Training Ab Initio Gene Predictors
===============================

The ``funannotate2 train`` command trains ab initio gene prediction algorithms to improve gene prediction accuracy. This step is optional but recommended for best results, especially for non-model organisms.

Basic Usage
----------

.. code-block:: bash

    funannotate2 train -f genome.fasta -s "Aspergillus fumigatus" -o train_results

Required Arguments
----------------

* ``-f, --fasta``: Input genome FASTA file
* ``-s, --species``: Species name (e.g., "Aspergillus fumigatus")
* ``-o, --out``: Output folder name

Optional Arguments
----------------

* ``-t, --training-set``: Training set to use in GFF3 format
* ``--strain``: Strain/isolate name
* ``--cpus``: Number of CPUs to use (default: 2)
* ``--optimize-augustus``: Run Augustus mediated optimized training (not recommended) (default: False)
* ``--header-len``: Max length for fasta headers (default: 100)

Training Process
--------------

The ``train`` command performs the following steps:

1. **Prepare the genome**:

   * The genome is loaded and quality checks are performed
   * Headers are checked to ensure they are not too long
   * Contigs are checked for non-IUPAC characters

2. **Generate a training set** (if not provided):

   * BUSCOlite is used to identify conserved single-copy orthologs in the genome
   * The identified orthologs are used to create a training set of gene models
   * The training set is filtered to remove problematic gene models

3. **Split the training set**:

   * The training set is split into test and train sets
   * The test set is used to evaluate the performance of the trained models

4. **Train Augustus**:

   * `Augustus <https://bioinf.uni-greifswald.de/augustus/>`_ is trained using the training set
   * The training process generates species-specific parameters for Augustus
   * The trained parameters are evaluated using the test set

5. **Train SNAP**:

   * `SNAP <https://github.com/KorfLab/SNAP>`_ is trained using the training set
   * The training process generates species-specific parameters for SNAP
   * The trained parameters are evaluated using the test set

6. **Train GlimmerHMM**:

   * `GlimmerHMM <https://ccb.jhu.edu/software/glimmerhmm/>`_ is trained using the training set
   * The training process generates species-specific parameters for GlimmerHMM
   * The trained parameters are evaluated using the test set

7. **Save the trained parameters**:

   * The trained parameters for all tools are saved in a JSON file
   * The JSON file can be used with the ``predict`` command
   * The trained parameters are also saved in the funannotate2 database for future use

Output Files
----------

The ``train`` command generates the following output files in the specified output directory:

* **params.json**: JSON file containing the trained parameters for all tools
* **training-models.train.gff3**: The training set used for training
* **training-models.test.gff3**: The test set used for evaluation

The ``train_misc`` directory contains intermediate files and detailed results from the training process:

* **augustus/**: Directory containing Augustus training files
* **snap/**: Directory containing SNAP training files
* **glimmerhmm/**: Directory containing GlimmerHMM training files
* **busco/**: Directory containing BUSCOlite results (if used to generate the training set)

Using Trained Parameters
---------------------

The trained parameters can be used with the ``predict`` command in two ways:

1. **Using the params.json file**:

   .. code-block:: bash

       funannotate2 predict -f genome.fasta -o predict_results -p train_results/params.json -s "Aspergillus fumigatus"

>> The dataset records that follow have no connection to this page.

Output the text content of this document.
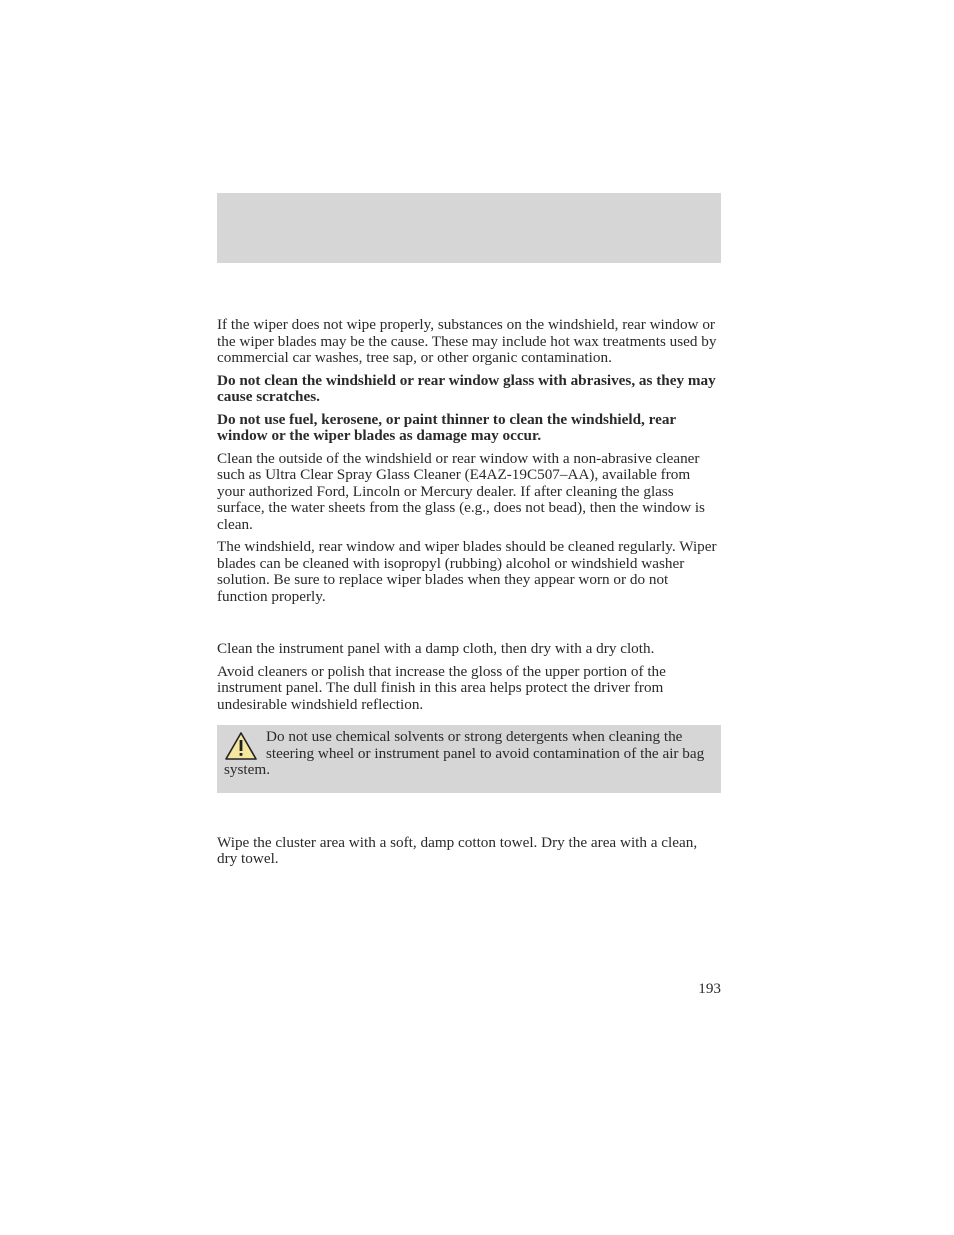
If the wiper does not wipe properly, substances on the windshield, rear window or the wiper blades may be the cause. These may include hot wax treatments used by commercial car washes, tree sap, or other organic contamination.

Do not clean the windshield or rear window glass with abrasives, as they may cause scratches.

Do not use fuel, kerosene, or paint thinner to clean the windshield, rear window or the wiper blades as damage may occur.

Clean the outside of the windshield or rear window with a non-abrasive cleaner such as Ultra Clear Spray Glass Cleaner (E4AZ-19C507–AA), available from your authorized Ford, Lincoln or Mercury dealer. If after cleaning the glass surface, the water sheets from the glass (e.g., does not bead), then the window is clean.

The windshield, rear window and wiper blades should be cleaned regularly. Wiper blades can be cleaned with isopropyl (rubbing) alcohol or windshield washer solution. Be sure to replace wiper blades when they appear worn or do not function properly.

Clean the instrument panel with a damp cloth, then dry with a dry cloth.

Avoid cleaners or polish that increase the gloss of the upper portion of the instrument panel. The dull finish in this area helps protect the driver from undesirable windshield reflection.

Do not use chemical solvents or strong detergents when cleaning the steering wheel or instrument panel to avoid contamination of the air bag system.

Wipe the cluster area with a soft, damp cotton towel. Dry the area with a clean, dry towel.

193
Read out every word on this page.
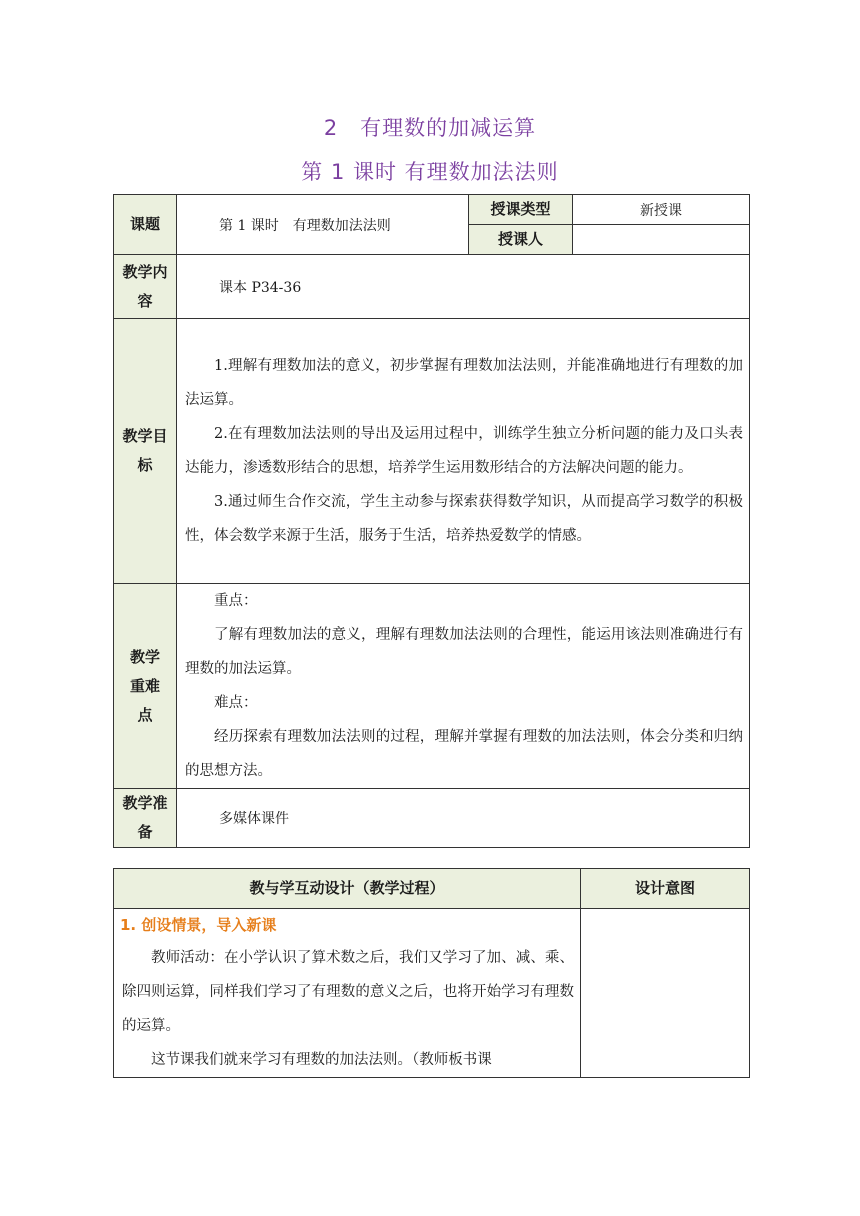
2　有理数的加减运算
第 1 课时 有理数加法法则
课题	第 1 课时　有理数加法法则	授课类型	新授课
		授课人	
教学内容	课本 P34-36		
教学目标	1.理解有理数加法的意义，初步掌握有理数加法法则，并能准确地进行有理数的加法运算。

2.在有理数加法法则的导出及运用过程中，训练学生独立分析问题的能力及口头表达能力，渗透数形结合的思想，培养学生运用数形结合的方法解决问题的能力。

3.通过师生合作交流，学生主动参与探索获得数学知识，从而提高学习数学的积极性，体会数学来源于生活，服务于生活，培养热爱数学的情感。		

教学重难点	重点：

了解有理数加法的意义，理解有理数加法法则的合理性，能运用该法则准确进行有理数的加法运算。

难点：

经历探索有理数加法法则的过程，理解并掌握有理数的加法法则，体会分类和归纳的思想方法。		

教学准备	多媒体课件		
教与学互动设计（教学过程）	设计意图

1. 创设情景，导入新课

教师活动：在小学认识了算术数之后，我们又学习了加、减、乘、除四则运算，同样我们学习了有理数的意义之后，也将开始学习有理数的运算。

这节课我们就来学习有理数的加法法则。（教师板书课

2. **Using the species name** (if the parameters have been saved in the funannotate2 database):

   .. code-block:: bash

       funannotate2 predict -f genome.fasta -o predict_results -p aspergillus_fumigatus -s "Aspergillus fumigatus"

To save the trained parameters in the funannotate2 database, use the ``species`` command:

.. code-block:: bash

    funannotate2 species -l train_results/params.json

This will make the trained parameters available for future use with the species name as the identifier.